Les officiers militaires et policiers ayant fui la ville de Goma au Nord-Kivu face à l’avancée du M23, soutenu par l’armée rwandaise, entre le 25 et le 28 janvier dernier, ont comparu ce jeudi 13 mars devant la Haute cour militaire à Kinshasa.
Il s’agit du Commissaire divisionnaire adjoint Jean-Romuald Ekuka Lipopo, gouverneur intérimaire du Nord-Kivu, du général major Alengbia Nyitetessya, commandant de la 34è militaires, du général de brigade Danny Yangba Tene, conseiller principal du gouverneur militaire du Nord-Kivu en charge de l’ordre public, du général de brigade Papy Lupembe Mobenzo, commandant de la 11ème brigade de rapide et du commissaire divisionnaire adjoint Léonard Mukuna Ntumba, commissaire provincial de la police du Nord-Kivu.
Il est reproché à ces différents officiers d’avoir fui face à l’avancée du M23 et abandonné les troupes à Goma sans commandement. Principalement pour le gouverneur policier intérimaire du Nord-Kivu, la Haute cour estime qu’il s’est rendu coupable de « lâcheté devant l’avancée des forces terroristes du M23/AFC, appuyée par l’armée rwandaise, en prenant fuite à bord d’un bateau privé, accompagné par le commandant de la 34ème région militaire, le général major Alengbia Nyitetessya Nzambe, laissant ainsi les troupes sans commandement ».
La Haute cour rappelle que « ces faits sont prévus et punis par l’article 57 du code pénal militaire ».
Il lui est également reproché d’avoir « violé une consigne générale donnée à la troupe ou une consigne qu’l a personnellement reçue mission de faire exécuter ou porter une consigne donnée à un militaire » .
D’autres chagrins sont mis à charges des prévenus, entre autres la lâcheté, la perte de matériels militaires, l’incitation des militaires à commettre des actes contraires au devoir et à la discipline et la violation des consignes.
La perte des matériels militaires a visiblement préjudicié l’armée, laissant aux mains de l’ennemi un arsenal important, y compris plusieurs armes stratégiques.
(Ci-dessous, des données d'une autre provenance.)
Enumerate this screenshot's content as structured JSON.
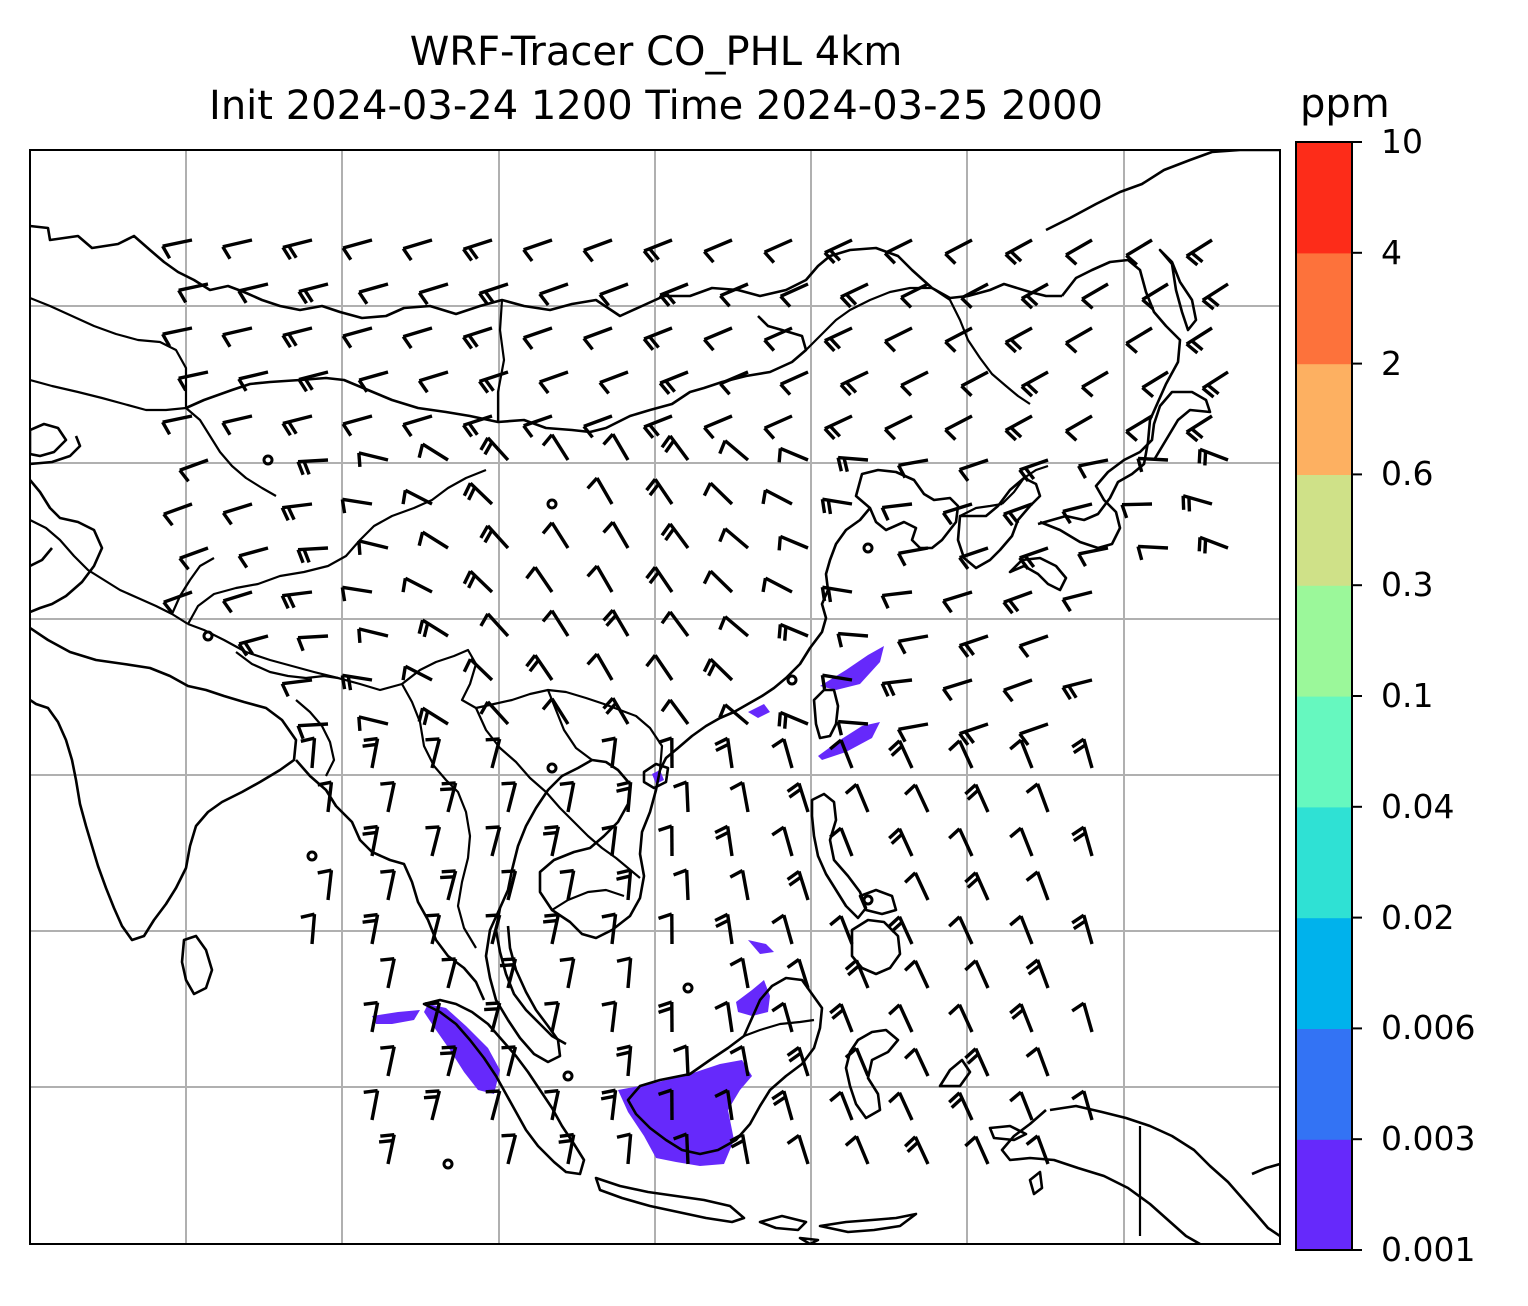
{
  "title_line1": "WRF-Tracer CO_PHL 4km",
  "title_line2": "Init 2024-03-24 1200 Time 2024-03-25 2000",
  "colorbar": {
    "unit": "ppm",
    "levels": [
      "0.001",
      "0.003",
      "0.006",
      "0.02",
      "0.04",
      "0.1",
      "0.3",
      "0.6",
      "2",
      "4",
      "10"
    ],
    "colors": [
      "#6629fb",
      "#3373f4",
      "#00b2ec",
      "#2fe1d4",
      "#66f8bf",
      "#9bf89a",
      "#cfe188",
      "#fdb061",
      "#fd723b",
      "#fd2c19"
    ]
  },
  "map_features": [
    "coastlines",
    "country-borders",
    "lat-lon-gridlines",
    "wind-barbs",
    "co-tracer-concentration"
  ],
  "colors": {
    "grid": "#b0b0b0",
    "lines": "#000000",
    "shading": "#6629fb"
  }
}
Ces officiers sont tous en détention à la prison militaire de Ndolo. Pendant la première audience de ce procès, l’un des avocats de la défense tout comme le procureur général de l’armée ont demandé que les audiences ne soient pas du tout couvertes par la presse au regard du caractère sensible de cette affaire. L’audience est renvoyée au 20 mars prochain et pourrait se tenir à huis clos, loin des caméras de la télévision publique qui a diffusé cette première audience en direct.
On se rappelle qu’après une réunion du conseil de sécurité provincial organisée après l’annonce de la mort au front du gouverneur militaire, Peter Cirimwami, le commissaire divisionnaire Jean-Romuald Ekuka Lipopo, vice-gouverneur policier du Nord-Kivu, avait notamment déclaré que
« si l’armée ennemie croit entrer facilement dans la ville (de Goma), elle aura (à ses trousses) toute la population et toutes les forces de police et de l’armée. Et ça sera son cimetière ».
Alors que la ville de Goma subissait davantage de pressions, coupées de toute voie d’approvisionnement, celui qui assurait l’intérim de fait en tant que gouverneur avait démenti formellement toute information annonçant sa fuite.
« Qu’on ne vous dise pas que le vice-gouverneur ou tel autre a fui. Certes, nous sommes décapités avec la mort du gouverneur, mais nous sommes tous là, rangés, le commandant région, le commissaire provincial de la police, l’amiral de la force navale. La population n’a pas à avoir peur », avait-il proclamé.
Mais environ 48h après, ils avaient tous disparu de Goma, rejoignant par bateau la ville de Bukavu, au Sud-Kivu, laissant les troupes sans commandement. Ce procès est ouvert sur demande du ministre de la justice, Constant Mutamba, qui a estimé que ces officiers ne devraient pas rester impunis parce que ce comportement entame la réputation des FARDC.